Contingency of parental behaviour can be understood as the sequence and timing of parent’s behaviours within which the parent responds to the child’s cues. It is considered to be a property of a wider parenting construct referred to as maternal responsiveness or maternal sensitivity (Shin et al. 2006). In the same way that interactional behaviour varies with context, contingency of parental behaviour is also subject to variation. In experimental research depression in mothers has been found to influence the contingency of the mother’s responses during interaction exchanges with infants. The measurement of the contingency of behaviours during dyadic interaction is time intensive, but its current status within theoretical models of development (Jaffe et al. 2001) and its use in the design and evaluation of intervention programmes for parents (Rodriguez et al. 2010) means that the coding of contingency during interaction will continue for some time to come.

In the implementation of an exploratory phase 1 clinical trial of a parent intervention programme in the context of childhood hearing impairment, we chose to use a measure of parental contingency to evaluate change before and after the intervention. This led us to question, how much parent/child interaction we needed to code to get a reliable and representative measurement of contingency. The reliability of the data was particularly important since we planned to use the measure to assess change over time in single families. The analogous application of Ambady and Rosenthal’s study to the field of developmental psychology might be articulated as such; parental contingency is an observable and measurable expressed behaviour; could brief observations of this behaviour be used to accurately judge the trait of parental responsiveness.

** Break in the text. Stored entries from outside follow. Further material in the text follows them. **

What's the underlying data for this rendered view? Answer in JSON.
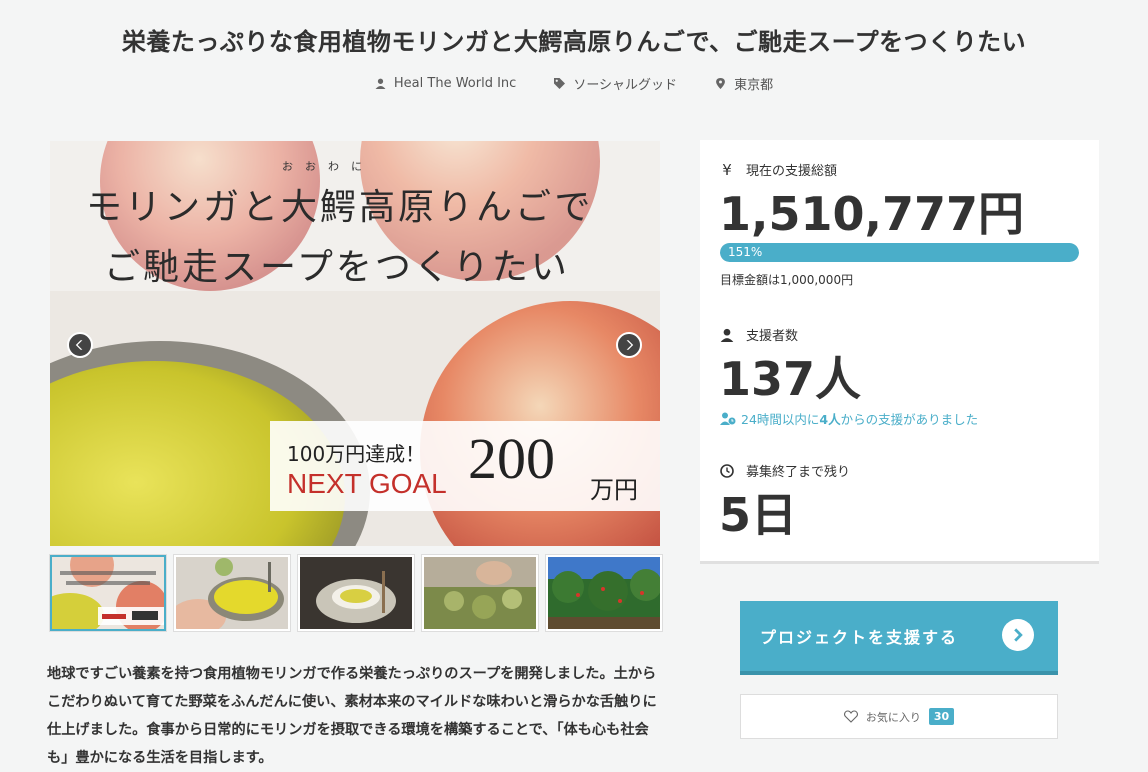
{
  "project": {
    "title": "栄養たっぷりな食用植物モリンガと大鰐高原りんごで、ご馳走スープをつくりたい",
    "owner": "Heal The World Inc",
    "category": "ソーシャルグッド",
    "location": "東京都"
  },
  "hero": {
    "ruby": "おおわに",
    "line1": "モリンガと大鰐高原りんごで",
    "line2": "ご馳走スープをつくりたい",
    "achieved": "100万円達成！",
    "next_goal": "NEXT GOAL",
    "goal_amount": "200",
    "goal_unit": "万円"
  },
  "thumbnails": [
    {
      "name": "thumb-1",
      "active": true
    },
    {
      "name": "thumb-2",
      "active": false
    },
    {
      "name": "thumb-3",
      "active": false
    },
    {
      "name": "thumb-4",
      "active": false
    },
    {
      "name": "thumb-5",
      "active": false
    }
  ],
  "description": "地球ですごい養素を持つ食用植物モリンガで作る栄養たっぷりのスープを開発しました。土からこだわりぬいて育てた野菜をふんだんに使い、素材本来のマイルドな味わいと滑らかな舌触りに仕上げました。食事から日常的にモリンガを摂取できる環境を構築することで、「体も心も社会も」豊かになる生活を目指します。",
  "stats": {
    "total_label": "現在の支援総額",
    "total_icon": "¥",
    "total_value": "1,510,777円",
    "progress_percent": 151,
    "progress_label": "151%",
    "goal_text": "目標金額は1,000,000円",
    "backers_label": "支援者数",
    "backers_value": "137人",
    "recent_prefix": "24時間以内に",
    "recent_count": "4人",
    "recent_suffix": "からの支援がありました",
    "remaining_label": "募集終了まで残り",
    "remaining_value": "5日"
  },
  "actions": {
    "support_label": "プロジェクトを支援する",
    "favorite_label": "お気に入り",
    "favorite_count": "30"
  },
  "colors": {
    "accent": "#4aaec9",
    "next_goal_red": "#c4302b"
  }
}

In the larger study for which we were defining our methodology, our intention was to test an experimental hypothesis which stated that the parent intervention in the clinical trial would enhance parental responsiveness. This hypothesis drove the need to develop a robust measure of parental contingency which examined the sequential occurrence of the parents’ behaviour in response to the child’s. The dependent variable was for use in a phase 1 clinical trial with single-subject design and there was a need to test the reliability of the measurement for use with single cases. It was not enough to adopt methods that had been derived from pooled data from experimental research. So there remained a question as to whether the coding of a thin slice (5 min or less) of behaviour would yield results similar to that provided from a complete play session of 20 min duration. The practical question of how much data we needed to code to get a reliable result meant that we compared three partial segments that differed in duration, one time slice that was below 5 min duration (3 min segments—referred to as short duration), one time slice that was above 5 min duration (6 min—referred to as medium duration) and one time slice that represented half of the entire play session (9 min—referred to as long duration). The main experimental hypothesis of the study is that short slices of behavioural data (less than 5 min in duration) taken from naturalistic free play between mothers and children is not as reliable as longer slices of behavioural data (medium duration and long duration). A secondary experimental hypothesis of the study is that the frequency of behaviour, based on a count from the population of the entire free-play session, interacts with the reliability of data from the differing time samples. Low frequency contingency pairs will be less reliable in all the samples, but particularly in the short samples compared to higher frequency contingency pairs. A final experimental hypothesis of the study is that results based on the samples taken from the beginning of the entire play session will be more reliable than samples taken at the end of the play session. This pattern will be observed for all the sample durations (short, medium and long).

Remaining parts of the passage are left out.